Гарриет Уинслоу коснулась вздрагивающей руки старика и спросила, не хватит ли, не достаточно ли он уже рассказал о том, что можно назвать поражением, и тем самым снял с себя всякую вину за прошлое. Но он сказал, нет, все совсем не так, он отнюдь не оправдывается и вины за собой не признает.
— Видите ли, я был кем-то вроде ангела тьмы. Я был желчным и язвительным учеником дьявола, потому что старался быть таким же ханжой, как те, кого я презирал. Вы это должны понять, вы — методистка, а я — кальвинист; мы оба стараемся быть страшно добродетельными, слыть истыми пуританами, но мимоходом желаем досадить своим самым близким людям. Ибо знайте, Гарриет, что в сущности я имел власть только над ними — над своей женой и своими детьми, а не над читателями, столь же довольными собой, сколь я своей персоной или сам Херст; такими добропорядочными, справедливыми читателями, с возмущением клеймящими зло и говорящими: эти типы, которых чернят в газетах, не мы, а наши подлые собратья, то бишь другие читатели. Не властен я выбирать и мишени своей журналистской ярости, и еще менее — влиять на тех, кто манипулировал моим остроумием и злостью в собственных целях. Да здравствует демократия.
Она не отпускала его руку. (Она сидит в одиночестве и вспоминает.)Она чувствовала, что незачем выбирать, кто лучше: те, кто считает смерть проклятием и тем не менее в свои последние минуты открывает другому душу; или те, кто вроде бы воспринимает смерть как подарок жизни, но замыкается в себе, не желая брать этот дар. Поглаживая морщинистую старческую руку с массивным обручальным кольцом, она смогла лишь произнести с рождающейся нежностью:
— Откуда вы знаете, что такое поражение? — и сказала это по-английски, еле заметно понизив голос, соскользнув к той ласковой интонации, которая по-испански равна обращению на «ты». Старик был слишком погружен в себя, в свои воспоминания, чтобы это заметить, и рассказал, как однажды он — сей старый злосчастный циник — открыл для себя, что он так же сентиментален, как объекты его язвительности и презрения: обыкновенный старик, одолеваемый ностальгией, воспоминаниями о любви и смешных случаях.

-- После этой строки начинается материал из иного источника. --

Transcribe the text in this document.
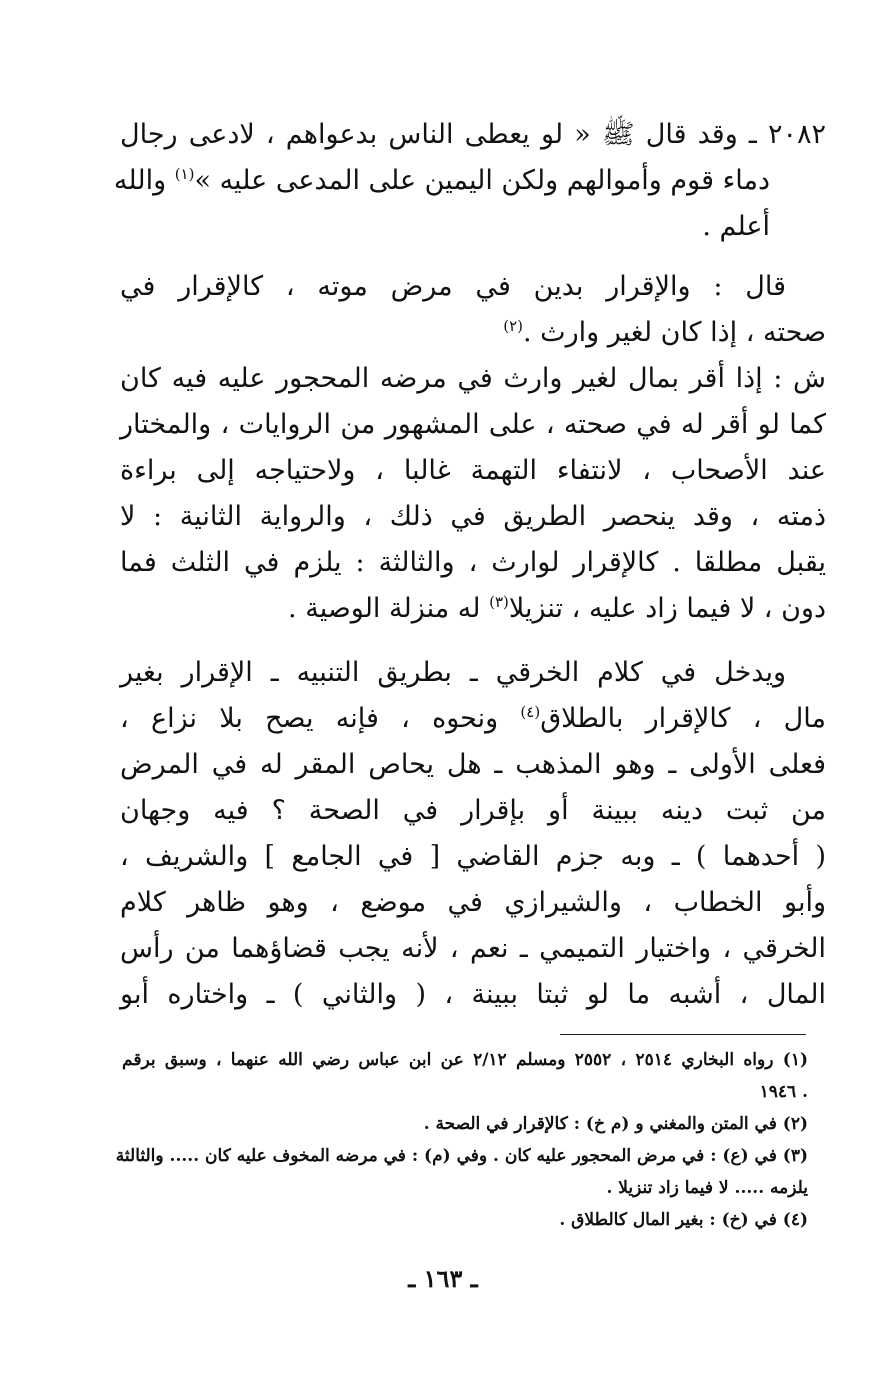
٢٠٨٢ ـ وقد قال ﷺ « لو يعطى الناس بدعواهم ، لادعى رجال
دماء قوم وأموالهم ولكن اليمين على المدعى عليه »$^{(١)}$ والله
أعلم .
قال : والإقرار بدين في مرض موته ، كالإقرار في
صحته ، إذا كان لغير وارث .$^{(٢)}$
ش : إذا أقر بمال لغير وارث في مرضه المحجور عليه فيه كان
كما لو أقر له في صحته ، على المشهور من الروايات ، والمختار
عند الأصحاب ، لانتفاء التهمة غالبا ، ولاحتياجه إلى براءة
ذمته ، وقد ينحصر الطريق في ذلك ، والرواية الثانية : لا
يقبل مطلقا . كالإقرار لوارث ، والثالثة : يلزم في الثلث فما
دون ، لا فيما زاد عليه ، تنزيلا$^{(٣)}$ له منزلة الوصية .
ويدخل في كلام الخرقي ـ بطريق التنبيه ـ الإقرار بغير
مال ، كالإقرار بالطلاق$^{(٤)}$ ونحوه ، فإنه يصح بلا نزاع ،
فعلى الأولى ـ وهو المذهب ـ هل يحاص المقر له في المرض
من ثبت دينه ببينة أو بإقرار في الصحة ؟ فيه وجهان
( أحدهما ) ـ وبه جزم القاضي [ في الجامع ] والشريف ،
وأبو الخطاب ، والشيرازي في موضع ، وهو ظاهر كلام
الخرقي ، واختيار التميمي ـ نعم ، لأنه يجب قضاؤهما من رأس
المال ، أشبه ما لو ثبتا ببينة ، ( والثاني ) ـ واختاره أبو
(١) رواه البخاري ٢٥١٤ ، ٢٥٥٢ ومسلم ٢/١٢ عن ابن عباس رضي الله عنهما ، وسبق برقم
. ١٩٤٦
(٢) في المتن والمغني و (م خ) : كالإقرار في الصحة .
(٣) في (ع) : في مرض المحجور عليه كان . وفي (م) : في مرضه المخوف عليه كان ..... والثالثة
يلزمه ..... لا فيما زاد تنزيلا .
(٤) في (خ) : بغير المال كالطلاق .
ـ ١٦٣ ـ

— Я не мог выносить страданий тех, кого любил. И не мог выносить самого себя за слюнтяйство, когда на меня сваливались беды.

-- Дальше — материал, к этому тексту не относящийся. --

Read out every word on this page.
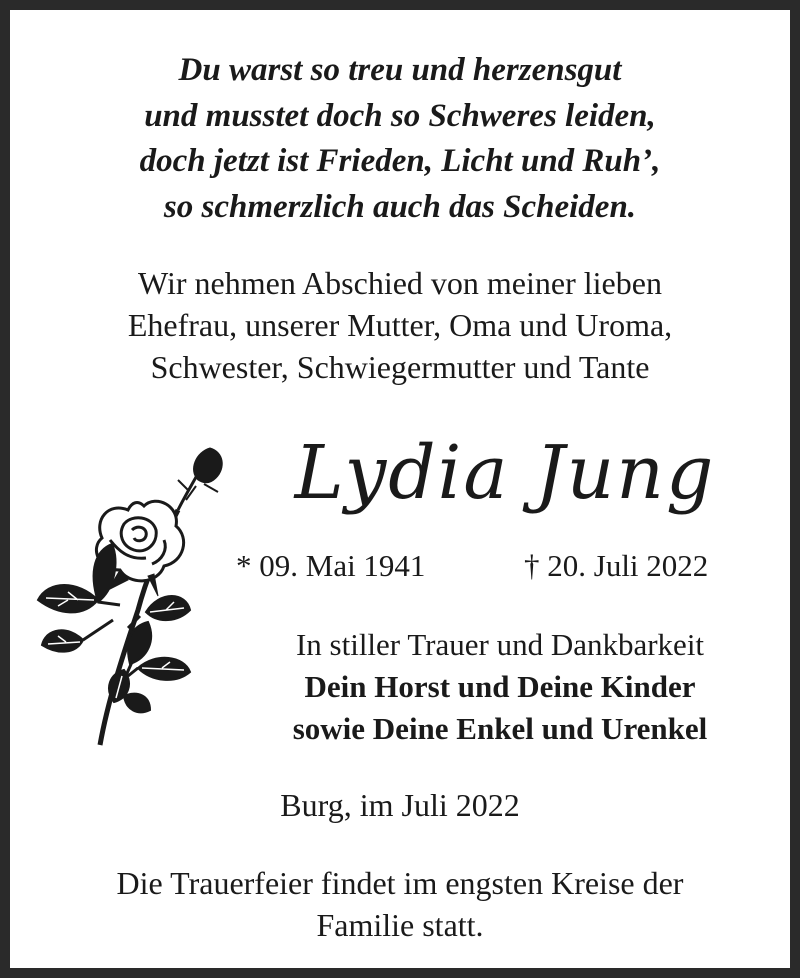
Du warst so treu und herzensgut
und musstet doch so Schweres leiden,
doch jetzt ist Frieden, Licht und Ruh’,
so schmerzlich auch das Scheiden.
Wir nehmen Abschied von meiner lieben
Ehefrau, unserer Mutter, Oma und Uroma,
Schwester, Schwiegermutter und Tante
Lydia Jung
* 09. Mai 1941	† 20. Juli 2022
In stiller Trauer und Dankbarkeit
Dein Horst und Deine Kinder
sowie Deine Enkel und Urenkel
Burg, im Juli 2022
Die Trauerfeier findet im engsten Kreise der
Familie statt.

Он сжал обе руки Гарриет Уинслоу, а ночные тучи плыли по небу, ища свое отражение на равнине, и, не найдя его, продолжали свое тихое странствие. Он поклялся мисс Гарриет, что не ищет ее сочувствия своей беде, ведь завтра, наверное, все равно… Она понимала. Она была единственной, кто мог понять, и обоим стало чуть легче на душе.
— А у меня не было никаких бед, — сказала вдруг холодным тоном мисс Уинслоу. — Я только страдала от унижения и презираю злословие.